Passados uns 30 dias, ligaram-me do bloco ambulatório a confirmar o dia e a explicar que o procedimento seria simples, duraria cerca de 30 a 45 minutos, com anestesia local. 



No dia, explicaram-me tudo muito à pressa e disseram-me que as recomendações atuais para a colocação de catéter era através do braço, tudo vigiado e auxiliado por um ecógrafo. 

Caso não fosse possível, tentariam o método convencional, onde seria implementado cateter venoso central subcutâneo na região infraclavicular (abaixo da clavícula).

Achei curioso porque não estava mesmo nada dentro do assunto. Contudo, iam iniciar o procedimento, por lapso, no lado errado, no meu braço doente, onde fiz esvaziamento axilar e tinha doença nas partes moles. 

Alertei os 2 cirurgiões "jovens" para tal. Com o ecógrafo verificaram que nem o braço saudável tinha veias capazes de aguentar muito tempo as sessões contínuas de quimioterapia.

Optaram e bem, pelo tradicional cateter venoso central subcutâneo na região infraclavicular (abaixo da clavícula). Fica totalmente coberto pela pele e é palpável.

O procedimento em si foi rápido, os tais 30 minutos. Mas fiquei com a sensação de ter sido muito despachado. A anestesia local doía, pois dava a sensação de vidros a entrar na pele, e o meu catéter foi introduzido até à veia jugular interna, passando zonas que já tinham sido "mexidas" numa outra cirurgia. Talvez por esse pormenor que me avivou algumas sensações me tenha custado mais.

Também tive um pequeno percalço. Passadas 3 horas do procedimento, já em casa, vi os pensos todos ensopados de sangue e sangue a sair deles. Tive de ligar para a linha SNS 24, que rapidamente percebeu que se tratava de uma hemorragia e se trataria de uma situação de emergência.

Fui encaminhada para o meu hospital distrital, estancaram a hemorragia, reforçaram os pensos com compressas e depois fui para casa exausta, mas segura!

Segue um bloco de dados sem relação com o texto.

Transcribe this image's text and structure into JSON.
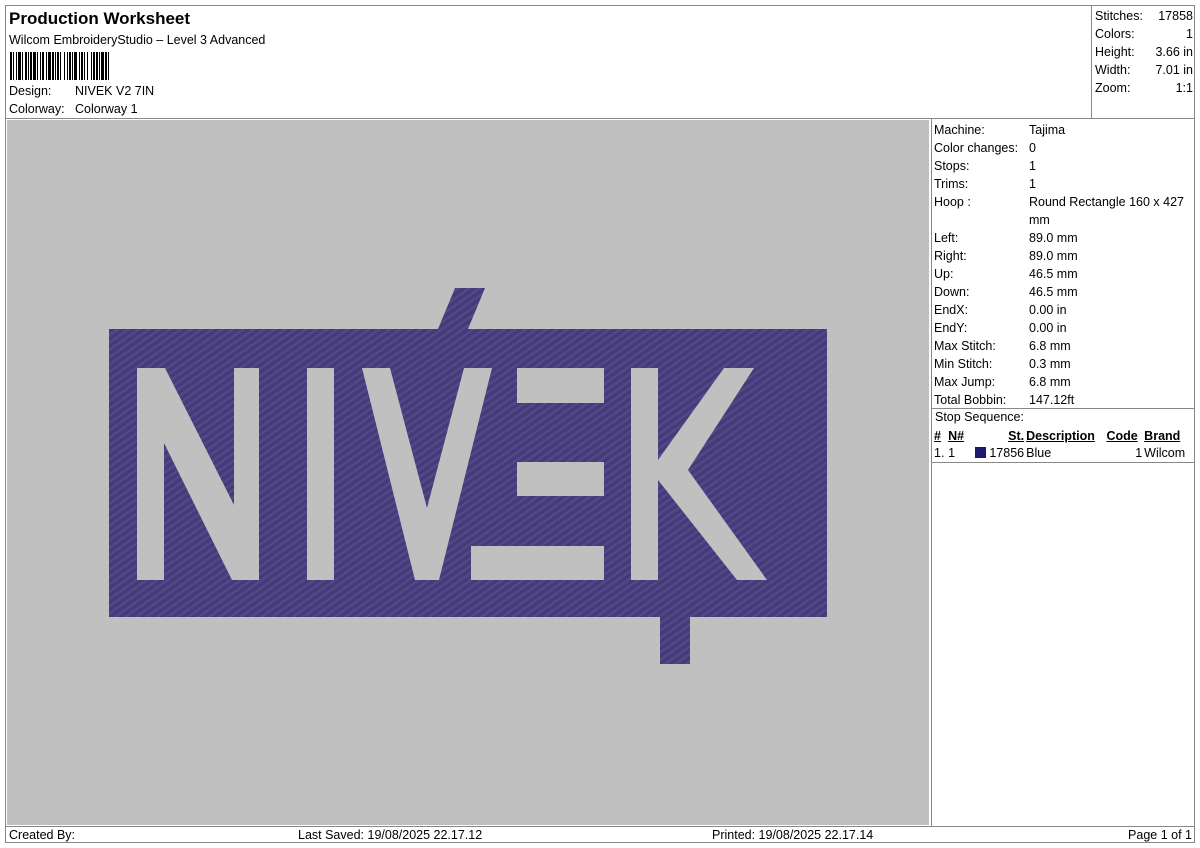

Inicialmente disseram-me que devia trocar o penso dia sim dia não no meu centro de saúde, mas como surgiram feriados e greves, acabei por trocar de penso umas 4 vezes, quando ia ao hospital fazer quimioterapia. Já passou um mês e ainda continua dorido e com algum hematoma, mas é algo que nos vamos habituando.

A quimioterapia é mais fácil de fazer agora, até porque pode ser a mais velocidade que os químicos entram, sem me provocar dor. 

Quanto às colheitas das análises, os médicos dizem que o cateter pode ser utilizado para tudo. Já as enfermeiras gostam pouco. Dá mais trabalho e gastam mais material. Mas não ligam ao custo benefício de não ter de puncionar diversas vezes o paciente. 

Esta semana, apanhei uma enfermeira com muita experiência e disse-me que estava ali para me servir. Eu é que escolhia onde queria fazer a colheita. Preferi o cateter, apesar de se sentir uma picada desconfortante também, mas foi à primeira.

A enfermeira disse-me abertamente que muitas colegas não gostavam de mexer no catéter, mas ela trabalhou muitos anos e estava à vontade e que o doente é quem deve sempre decidir. 

Além disso, era alguém dotada de espiritualidade, de cuidado com o próximo, de servir o semelhante, de compaixão. 

Por palavras dela: "Estou aqui por obediência ao meu Pai e para servir os meus Irmãos.".




quarta-feira, 29 de abril de 2026

Transfusão de sangue durante tratamento de quimioterapia

Durante os tratamentos de quimioterapia, somos confrontados com algumas adversidades extra, para além dos sintomas mais frequentes, estão os outros que se vão instalando lentamente, por causarem toxicidade e debilidade ao nosso organismo saudável. É justamente isso que acontece à medula óssea, onde são produzidas as células sanguíneas. 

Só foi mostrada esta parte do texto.